Statement by the Communist Party of Ireland
10 April 2018
On the 25th of May the people of Ireland will be asked to vote on removing the clause added to the Constitution of Ireland by the 8th Amendment.
Over the thirty-five years that this clause has been in operation it has shown itself to be anti-woman as well as unworkable, and to have placed women’s lives in danger.
The 8th Amendment removed the capacity of a pregnant woman to make the best medical decisions in accordance with her own personal or medical needs. It also restricts the ability of medical professionals to make life-saving interventions. In the case of Savita Halappanavar the doctors in University Hospital, Galway, knew that it was not possible to save the life of her child; but instead of being able to intervene to save her life they were forced by the 8th Amendment to wait until the foetal heartbeat had stopped, long after sepsis had set in.
Savita’s is only one of the more publicised cases, but hers was not the only woman’s life that was ended by the 8th Amendment.
There are many aspects of medicine and medical care, other than abortion, that the 8th Amendment influences.

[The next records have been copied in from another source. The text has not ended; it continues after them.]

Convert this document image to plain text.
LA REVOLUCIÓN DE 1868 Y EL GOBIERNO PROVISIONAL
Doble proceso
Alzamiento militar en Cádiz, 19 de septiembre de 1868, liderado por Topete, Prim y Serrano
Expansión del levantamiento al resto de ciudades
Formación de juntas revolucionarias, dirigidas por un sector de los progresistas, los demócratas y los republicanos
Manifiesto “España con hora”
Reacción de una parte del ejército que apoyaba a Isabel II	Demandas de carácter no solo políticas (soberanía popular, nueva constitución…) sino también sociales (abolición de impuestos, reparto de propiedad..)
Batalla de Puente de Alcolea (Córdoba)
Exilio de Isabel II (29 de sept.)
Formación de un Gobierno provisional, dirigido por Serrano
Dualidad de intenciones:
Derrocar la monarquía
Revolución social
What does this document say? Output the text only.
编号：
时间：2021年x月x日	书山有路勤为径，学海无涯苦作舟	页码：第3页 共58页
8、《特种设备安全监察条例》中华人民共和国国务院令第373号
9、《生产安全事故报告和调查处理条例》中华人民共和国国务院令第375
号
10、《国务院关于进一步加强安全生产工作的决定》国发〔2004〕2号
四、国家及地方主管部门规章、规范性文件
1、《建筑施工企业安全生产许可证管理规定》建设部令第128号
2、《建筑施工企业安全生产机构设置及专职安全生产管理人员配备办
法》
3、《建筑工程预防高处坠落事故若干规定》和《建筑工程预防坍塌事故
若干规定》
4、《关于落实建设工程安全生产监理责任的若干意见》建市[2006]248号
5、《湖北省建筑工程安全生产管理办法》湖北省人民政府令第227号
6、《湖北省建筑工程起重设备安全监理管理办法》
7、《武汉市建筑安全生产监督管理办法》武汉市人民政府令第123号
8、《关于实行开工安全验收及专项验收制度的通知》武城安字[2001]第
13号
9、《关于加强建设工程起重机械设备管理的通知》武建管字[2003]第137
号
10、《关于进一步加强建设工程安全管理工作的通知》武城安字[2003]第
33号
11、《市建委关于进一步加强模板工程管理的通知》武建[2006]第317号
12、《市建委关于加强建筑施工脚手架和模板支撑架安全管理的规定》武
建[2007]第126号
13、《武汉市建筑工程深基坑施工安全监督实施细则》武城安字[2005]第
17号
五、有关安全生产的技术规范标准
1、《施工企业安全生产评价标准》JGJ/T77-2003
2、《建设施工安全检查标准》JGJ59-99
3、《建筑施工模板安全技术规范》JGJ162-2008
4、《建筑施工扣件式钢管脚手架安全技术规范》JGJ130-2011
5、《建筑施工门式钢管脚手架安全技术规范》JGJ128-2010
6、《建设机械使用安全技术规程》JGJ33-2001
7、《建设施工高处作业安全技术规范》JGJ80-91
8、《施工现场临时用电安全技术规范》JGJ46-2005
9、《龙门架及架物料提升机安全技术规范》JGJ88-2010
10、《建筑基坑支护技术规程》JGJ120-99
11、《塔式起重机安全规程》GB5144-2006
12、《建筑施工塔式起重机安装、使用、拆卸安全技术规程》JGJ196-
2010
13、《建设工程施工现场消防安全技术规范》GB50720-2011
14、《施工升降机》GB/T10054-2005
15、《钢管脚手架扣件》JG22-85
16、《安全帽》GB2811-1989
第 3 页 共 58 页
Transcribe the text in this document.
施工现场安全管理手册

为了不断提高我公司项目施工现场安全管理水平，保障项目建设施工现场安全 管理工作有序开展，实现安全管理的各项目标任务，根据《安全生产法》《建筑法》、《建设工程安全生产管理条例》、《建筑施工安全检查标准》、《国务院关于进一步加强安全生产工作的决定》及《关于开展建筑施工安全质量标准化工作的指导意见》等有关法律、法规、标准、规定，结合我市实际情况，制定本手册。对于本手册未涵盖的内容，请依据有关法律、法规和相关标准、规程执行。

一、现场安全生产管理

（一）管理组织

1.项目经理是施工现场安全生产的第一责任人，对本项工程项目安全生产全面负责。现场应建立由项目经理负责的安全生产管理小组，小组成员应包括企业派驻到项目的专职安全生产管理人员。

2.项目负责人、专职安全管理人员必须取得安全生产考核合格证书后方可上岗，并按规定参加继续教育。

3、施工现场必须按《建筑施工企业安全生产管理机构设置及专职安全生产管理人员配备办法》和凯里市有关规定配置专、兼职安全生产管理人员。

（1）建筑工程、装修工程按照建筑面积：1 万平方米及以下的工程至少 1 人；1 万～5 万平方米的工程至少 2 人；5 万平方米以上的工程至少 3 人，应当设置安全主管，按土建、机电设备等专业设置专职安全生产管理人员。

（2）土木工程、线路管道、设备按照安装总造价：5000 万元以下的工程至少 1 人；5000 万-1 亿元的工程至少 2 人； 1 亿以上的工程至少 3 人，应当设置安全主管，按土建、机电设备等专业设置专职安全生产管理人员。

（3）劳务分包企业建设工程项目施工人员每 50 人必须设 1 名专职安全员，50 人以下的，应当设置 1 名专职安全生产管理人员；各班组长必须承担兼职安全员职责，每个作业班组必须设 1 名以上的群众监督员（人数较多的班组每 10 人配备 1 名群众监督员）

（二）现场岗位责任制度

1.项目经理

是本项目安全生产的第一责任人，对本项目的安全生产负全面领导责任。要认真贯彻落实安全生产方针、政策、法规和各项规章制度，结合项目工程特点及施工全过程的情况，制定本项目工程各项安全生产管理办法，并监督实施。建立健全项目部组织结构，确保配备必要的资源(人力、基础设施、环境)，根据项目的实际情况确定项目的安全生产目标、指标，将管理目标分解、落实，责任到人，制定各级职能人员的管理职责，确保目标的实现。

A woman with a diagnosis of cancer must submit to a pregnancy test before each treatment. If this test proves positive she will be denied chemotherapy and radiotherapy, because of the impact on the developing foetus. The cost to her life is not accounted for, as in the case of Michelle Harte.
It is often argued by anti-choicers that the Protection of Life During Pregnancy Act means that in the most severe cases a woman’s life will be saved; but it is next to impossible to prove that death will be a definite outcome of a pregnancy. With two referendums on the topic, if a woman declares herself suicidal as a result of the pregnancy she should be granted an abortion to save her life. In practice this simply does not happen. Firstly, a woman must prove her intention to a panel of three doctors, who, if they believe her, are far more likely to apply for a court order that declares her to be suffering from a mental disorder for the duration of her pregnancy, instead of agreeing to an abortion. As has happened in recent cases, a woman in this predicament may be threatened with forcible feeding and hydration and kept on 24-hour suicide watch until such time as it is possible for her to be be drugged and a Caesarean section performed, with the removal of the now viable baby.
For thirty-five years the 8th Amendment has held women hostage to the whims of an outdated and patriarchal notion that they do not know what is best for themselves and must be protected from their own decisions. We must stand with the women of our class and trust in their own ability to think for themselves.
When more than half of all women workers are earning less than €20,000 a year, and with an abortion in England costing between €850 and €2,000, we are asking women already hit hardest by the growing precariousness in work and housing to bear the cost of a standard and necessary medical procedure that should be available in their own country. It is not enough that only women with money or the ability to beg, borrow or steal it have the choice whether to have children or not.
Those who feel that their hand has been forced are threatened with fourteen years’ imprisonment for taking abortion pills purchased on line. Mifepristone is listed by the World Health Organisation as an essential medicine for safe early-term abortions but is not available to the women of Ireland, which forces them into criminality or to later-term abortions in England when they have gathered enough money together.
Pregnancy is not easy for any woman, and it is made all the more difficult knowing that her ability to make a decision in the case of emergency or difficulties during her pregnancy is severely curtailed by the 8th Amendment.
The repeal of the 8th Amendment gives women a choice about what they need to do, gives them a choice regarding their future. Repealing the 8th will restore some degree of medical balance between women and men. Men would not accept that, if they had difficulties, certain medical procedures would be withheld from them because of their gender.
Repealing the 8th Amendment is a necessary first step towards allowing women full and equal citizenship. It will remove a major obstacle to independent decision-making for a woman regarding her body, her life, and her future. Repeal needs to happen so that women can make their own choices and have those choices respected and vindicated in law. Women need to be trusted, and therefore they need repeal.